Sarah Schwettmann, Jacob Steinhardt

We build scalable technology for AI understanding and oversight.

Stream overview

We’re building scalable, AI-backed systems for analyzing, testing, and interpreting AI agents, and using these to study behaviors like sycophancy, self-harm, and reward hacking. We’re looking for scholars who want to help us push forward this work.

Some concrete projects include: scalable, end-to-end tools for interpretability and behavior elicitation; creating robust LLM judges for Docent; scalable search and retrieval for large agent transcripts.

Mentors

Jacob Steinhardt
Transluce
,
Co-Founder, CEO
SF Bay Area
Interpretability, Monitoring, Dangerous Capability Evals

I am an Assistant Professor of Statistics and EECS at UC Berkeley, where I’m also part of BAIR and CLIMB. I am also Founder & CEO of Transluce, a non-profit research lab building open, scalable technology for understanding frontier AI systems.

Sarah Schwettmann
Transluce
,
Co-Founder, Chief Scientist
SF Bay Area
Interpretability, Monitoring, Dangerous Capability Evals

I’m a Research Scientist in MIT CSAIL with the MIT-IBM Watson AI Lab. I did my PhD in Brain and Cognitive Sciences at MIT, as an NSF Fellow working with Josh Tenenbaum and Antonio Torralba. My work investigates representations underlying intelligence in artificial (and previously, biological) neural networks.

Mentorship style

You will work closely with a mentor through recurring meetings (group and individual) and Slack.

Representative papers

https://transluce.org/pathological-behaviors 

https://transluce.org/observability-interface 

https://transluce.org/docent and https://transluce.org/introducing-docent 

Scholars we are looking for

We're looking for strong, experienced software engineers or talented researchers who can hit the ground running and iterate quickly.

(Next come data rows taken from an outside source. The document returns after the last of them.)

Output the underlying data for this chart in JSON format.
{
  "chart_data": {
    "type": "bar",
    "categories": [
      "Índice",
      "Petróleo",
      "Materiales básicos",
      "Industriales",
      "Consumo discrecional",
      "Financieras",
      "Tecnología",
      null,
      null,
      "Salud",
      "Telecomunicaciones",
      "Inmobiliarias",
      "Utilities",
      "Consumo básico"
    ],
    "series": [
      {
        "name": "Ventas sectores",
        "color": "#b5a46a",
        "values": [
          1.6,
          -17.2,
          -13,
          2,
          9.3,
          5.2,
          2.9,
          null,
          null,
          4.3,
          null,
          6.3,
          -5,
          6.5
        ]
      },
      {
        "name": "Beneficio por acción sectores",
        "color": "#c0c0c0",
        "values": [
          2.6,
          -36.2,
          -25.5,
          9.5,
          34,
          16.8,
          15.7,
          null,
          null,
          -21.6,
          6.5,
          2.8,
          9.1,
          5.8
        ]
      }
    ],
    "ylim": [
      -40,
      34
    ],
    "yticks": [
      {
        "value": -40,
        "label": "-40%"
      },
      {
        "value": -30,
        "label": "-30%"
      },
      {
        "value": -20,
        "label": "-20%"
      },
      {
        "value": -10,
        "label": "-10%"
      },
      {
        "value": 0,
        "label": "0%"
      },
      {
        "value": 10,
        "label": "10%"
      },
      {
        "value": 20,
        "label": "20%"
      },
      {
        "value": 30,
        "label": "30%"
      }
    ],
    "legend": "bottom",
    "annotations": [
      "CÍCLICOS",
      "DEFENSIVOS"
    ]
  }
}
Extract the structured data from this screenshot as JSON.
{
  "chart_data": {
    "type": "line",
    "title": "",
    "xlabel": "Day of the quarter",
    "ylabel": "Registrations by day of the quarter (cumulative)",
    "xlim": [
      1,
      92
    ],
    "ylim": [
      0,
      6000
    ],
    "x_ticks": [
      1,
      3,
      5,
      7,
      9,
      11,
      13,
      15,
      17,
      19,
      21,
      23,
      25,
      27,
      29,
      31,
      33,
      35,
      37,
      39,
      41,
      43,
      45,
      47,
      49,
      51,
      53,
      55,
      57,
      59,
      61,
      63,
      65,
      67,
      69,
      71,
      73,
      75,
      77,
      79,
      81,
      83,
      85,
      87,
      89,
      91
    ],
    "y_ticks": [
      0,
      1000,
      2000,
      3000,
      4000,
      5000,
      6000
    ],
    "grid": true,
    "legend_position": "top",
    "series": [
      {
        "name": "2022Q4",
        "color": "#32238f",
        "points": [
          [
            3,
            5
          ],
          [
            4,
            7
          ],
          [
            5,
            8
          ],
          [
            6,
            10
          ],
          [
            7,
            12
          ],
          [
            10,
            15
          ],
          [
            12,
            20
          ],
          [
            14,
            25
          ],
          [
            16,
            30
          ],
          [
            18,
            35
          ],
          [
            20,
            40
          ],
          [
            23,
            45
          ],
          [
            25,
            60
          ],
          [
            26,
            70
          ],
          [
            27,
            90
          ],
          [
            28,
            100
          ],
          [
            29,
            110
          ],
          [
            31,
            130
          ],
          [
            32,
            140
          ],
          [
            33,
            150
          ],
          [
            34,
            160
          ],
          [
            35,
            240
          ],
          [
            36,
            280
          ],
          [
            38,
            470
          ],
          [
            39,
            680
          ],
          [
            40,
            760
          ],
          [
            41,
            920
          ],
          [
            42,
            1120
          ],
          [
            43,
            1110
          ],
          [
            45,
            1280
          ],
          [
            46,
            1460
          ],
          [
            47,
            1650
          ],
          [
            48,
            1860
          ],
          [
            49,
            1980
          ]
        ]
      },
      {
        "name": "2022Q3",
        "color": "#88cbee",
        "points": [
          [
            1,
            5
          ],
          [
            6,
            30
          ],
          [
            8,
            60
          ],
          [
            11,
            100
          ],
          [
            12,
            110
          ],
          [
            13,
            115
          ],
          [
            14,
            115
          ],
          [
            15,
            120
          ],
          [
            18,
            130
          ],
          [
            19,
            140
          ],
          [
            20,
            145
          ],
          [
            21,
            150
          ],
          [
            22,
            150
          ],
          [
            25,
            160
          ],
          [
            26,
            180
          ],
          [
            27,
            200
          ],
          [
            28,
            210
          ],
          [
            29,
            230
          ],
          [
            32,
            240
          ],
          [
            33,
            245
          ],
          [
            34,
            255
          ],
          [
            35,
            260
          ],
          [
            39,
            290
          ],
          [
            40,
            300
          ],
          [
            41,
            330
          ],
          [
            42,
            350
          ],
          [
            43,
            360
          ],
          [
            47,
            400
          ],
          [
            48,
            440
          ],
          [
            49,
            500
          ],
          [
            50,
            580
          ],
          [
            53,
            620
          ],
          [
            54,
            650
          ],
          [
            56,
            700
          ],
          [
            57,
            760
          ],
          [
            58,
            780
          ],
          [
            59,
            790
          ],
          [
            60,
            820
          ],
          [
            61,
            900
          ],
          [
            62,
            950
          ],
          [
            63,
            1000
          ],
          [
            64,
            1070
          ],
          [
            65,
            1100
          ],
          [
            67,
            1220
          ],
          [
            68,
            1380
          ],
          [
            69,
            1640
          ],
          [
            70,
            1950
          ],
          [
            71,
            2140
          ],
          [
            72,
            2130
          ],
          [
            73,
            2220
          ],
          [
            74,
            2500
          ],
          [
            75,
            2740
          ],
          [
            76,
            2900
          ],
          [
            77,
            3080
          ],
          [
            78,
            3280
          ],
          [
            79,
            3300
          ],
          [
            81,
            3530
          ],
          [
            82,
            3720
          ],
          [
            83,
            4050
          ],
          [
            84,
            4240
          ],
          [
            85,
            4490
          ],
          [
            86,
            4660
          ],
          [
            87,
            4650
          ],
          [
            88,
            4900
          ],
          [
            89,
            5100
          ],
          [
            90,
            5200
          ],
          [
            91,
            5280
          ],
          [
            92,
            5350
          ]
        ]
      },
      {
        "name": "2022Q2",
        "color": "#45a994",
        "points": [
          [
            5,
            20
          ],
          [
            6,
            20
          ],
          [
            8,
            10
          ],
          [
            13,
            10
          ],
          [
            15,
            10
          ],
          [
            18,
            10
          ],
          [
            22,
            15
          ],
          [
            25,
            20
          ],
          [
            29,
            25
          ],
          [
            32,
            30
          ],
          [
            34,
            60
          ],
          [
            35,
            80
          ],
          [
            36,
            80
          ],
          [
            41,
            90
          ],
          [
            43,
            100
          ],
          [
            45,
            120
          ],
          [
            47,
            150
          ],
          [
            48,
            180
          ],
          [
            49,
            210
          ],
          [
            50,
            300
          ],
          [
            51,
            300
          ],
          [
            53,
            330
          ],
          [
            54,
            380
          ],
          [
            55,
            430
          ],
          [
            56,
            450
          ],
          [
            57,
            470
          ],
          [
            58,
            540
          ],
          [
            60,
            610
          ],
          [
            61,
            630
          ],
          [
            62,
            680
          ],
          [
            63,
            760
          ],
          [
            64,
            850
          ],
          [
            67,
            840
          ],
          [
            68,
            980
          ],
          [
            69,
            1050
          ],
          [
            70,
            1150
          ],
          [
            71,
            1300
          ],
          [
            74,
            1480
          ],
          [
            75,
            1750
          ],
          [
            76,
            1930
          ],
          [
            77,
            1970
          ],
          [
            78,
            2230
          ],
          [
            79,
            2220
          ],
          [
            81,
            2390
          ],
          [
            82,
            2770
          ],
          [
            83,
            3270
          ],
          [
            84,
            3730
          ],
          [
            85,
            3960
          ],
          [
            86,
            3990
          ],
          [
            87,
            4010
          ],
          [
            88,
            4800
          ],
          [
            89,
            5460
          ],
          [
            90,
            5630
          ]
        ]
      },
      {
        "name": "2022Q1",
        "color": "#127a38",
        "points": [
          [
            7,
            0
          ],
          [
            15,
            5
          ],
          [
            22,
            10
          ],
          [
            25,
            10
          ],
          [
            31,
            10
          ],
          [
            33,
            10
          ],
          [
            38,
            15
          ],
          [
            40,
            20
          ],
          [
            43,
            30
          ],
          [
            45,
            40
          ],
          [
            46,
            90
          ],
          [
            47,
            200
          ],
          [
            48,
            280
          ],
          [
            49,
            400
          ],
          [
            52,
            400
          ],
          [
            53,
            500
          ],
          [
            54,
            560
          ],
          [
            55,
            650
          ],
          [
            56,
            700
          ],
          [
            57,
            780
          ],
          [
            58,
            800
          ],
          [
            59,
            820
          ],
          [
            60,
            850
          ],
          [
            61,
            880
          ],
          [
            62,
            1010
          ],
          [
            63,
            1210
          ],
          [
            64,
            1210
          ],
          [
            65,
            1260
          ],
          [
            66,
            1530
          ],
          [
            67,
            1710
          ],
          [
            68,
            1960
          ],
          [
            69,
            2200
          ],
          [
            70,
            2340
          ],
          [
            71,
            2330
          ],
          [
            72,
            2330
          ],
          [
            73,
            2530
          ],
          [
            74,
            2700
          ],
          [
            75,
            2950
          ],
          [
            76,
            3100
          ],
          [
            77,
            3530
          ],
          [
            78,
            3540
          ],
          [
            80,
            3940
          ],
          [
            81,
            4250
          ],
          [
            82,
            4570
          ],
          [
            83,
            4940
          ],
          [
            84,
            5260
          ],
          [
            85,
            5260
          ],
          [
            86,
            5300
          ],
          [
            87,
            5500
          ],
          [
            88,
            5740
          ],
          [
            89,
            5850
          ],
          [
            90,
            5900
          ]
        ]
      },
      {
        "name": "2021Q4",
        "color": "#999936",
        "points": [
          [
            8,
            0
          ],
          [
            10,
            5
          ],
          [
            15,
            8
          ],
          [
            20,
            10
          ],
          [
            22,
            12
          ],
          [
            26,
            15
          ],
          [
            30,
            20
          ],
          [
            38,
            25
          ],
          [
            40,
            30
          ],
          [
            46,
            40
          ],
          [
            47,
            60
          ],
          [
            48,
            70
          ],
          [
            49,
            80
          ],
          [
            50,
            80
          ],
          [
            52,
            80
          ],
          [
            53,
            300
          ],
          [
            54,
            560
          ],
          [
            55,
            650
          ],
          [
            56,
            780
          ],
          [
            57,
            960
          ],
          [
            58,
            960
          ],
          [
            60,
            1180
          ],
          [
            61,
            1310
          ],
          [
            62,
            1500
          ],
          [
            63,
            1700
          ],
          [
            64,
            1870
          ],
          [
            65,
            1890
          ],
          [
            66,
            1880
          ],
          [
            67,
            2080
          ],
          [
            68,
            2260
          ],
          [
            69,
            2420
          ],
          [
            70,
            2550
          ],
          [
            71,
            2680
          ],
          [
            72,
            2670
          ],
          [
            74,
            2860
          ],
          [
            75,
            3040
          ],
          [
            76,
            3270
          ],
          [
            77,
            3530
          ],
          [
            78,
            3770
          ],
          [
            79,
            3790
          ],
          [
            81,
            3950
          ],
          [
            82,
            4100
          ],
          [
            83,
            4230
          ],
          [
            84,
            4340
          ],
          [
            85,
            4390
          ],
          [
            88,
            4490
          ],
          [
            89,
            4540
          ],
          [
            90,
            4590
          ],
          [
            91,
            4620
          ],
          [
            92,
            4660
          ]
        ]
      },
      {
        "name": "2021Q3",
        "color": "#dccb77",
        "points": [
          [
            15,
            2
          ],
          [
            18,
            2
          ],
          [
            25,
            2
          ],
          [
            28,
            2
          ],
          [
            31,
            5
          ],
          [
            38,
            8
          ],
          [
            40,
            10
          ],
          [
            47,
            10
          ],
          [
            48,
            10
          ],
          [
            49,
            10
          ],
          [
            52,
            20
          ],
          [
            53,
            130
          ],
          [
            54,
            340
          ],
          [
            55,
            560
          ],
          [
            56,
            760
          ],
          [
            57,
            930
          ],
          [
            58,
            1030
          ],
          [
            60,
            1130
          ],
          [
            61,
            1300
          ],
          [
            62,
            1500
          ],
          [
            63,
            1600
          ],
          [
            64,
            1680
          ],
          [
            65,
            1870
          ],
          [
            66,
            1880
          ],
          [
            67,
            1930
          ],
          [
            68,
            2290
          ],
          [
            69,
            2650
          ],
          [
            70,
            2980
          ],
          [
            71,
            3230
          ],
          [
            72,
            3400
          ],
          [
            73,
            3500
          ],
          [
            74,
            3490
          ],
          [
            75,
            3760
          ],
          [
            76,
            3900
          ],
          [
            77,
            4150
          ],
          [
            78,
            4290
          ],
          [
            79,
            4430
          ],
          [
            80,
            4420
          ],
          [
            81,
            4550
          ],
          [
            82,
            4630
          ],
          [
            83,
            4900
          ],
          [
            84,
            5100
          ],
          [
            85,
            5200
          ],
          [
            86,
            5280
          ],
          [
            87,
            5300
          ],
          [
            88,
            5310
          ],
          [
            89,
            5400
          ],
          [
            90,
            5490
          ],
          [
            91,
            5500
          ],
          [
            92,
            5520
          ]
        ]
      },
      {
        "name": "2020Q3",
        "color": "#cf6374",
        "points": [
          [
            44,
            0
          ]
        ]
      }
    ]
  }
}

ML experience is a bonus but not required.

Probably will work with collaborators from stream

Project selection

We will talk through project ideas with scholar

Community at MATS

MATS Research phase provides scholars with a community of peers.

During the Research phase, scholars work out of a shared office, have shared housing, and are supported by a full-time Community Manager.

Working in a community of independent researchers gives scholars easy access to future collaborators, a deeper understanding of other alignment agendas, and a social network in the alignment community.

Previous MATS cohorts included regular lightning talks, scholar-led study groups on mechanistic interpretability and linear algebra, and hackathons. Other impromptu office events included group-jailbreaking Bing chat and exchanging hundreds of anonymous compliment notes.  Scholars organized social activities outside of work, including road trips to Yosemite, visits to San Francisco, and joining ACX meetups.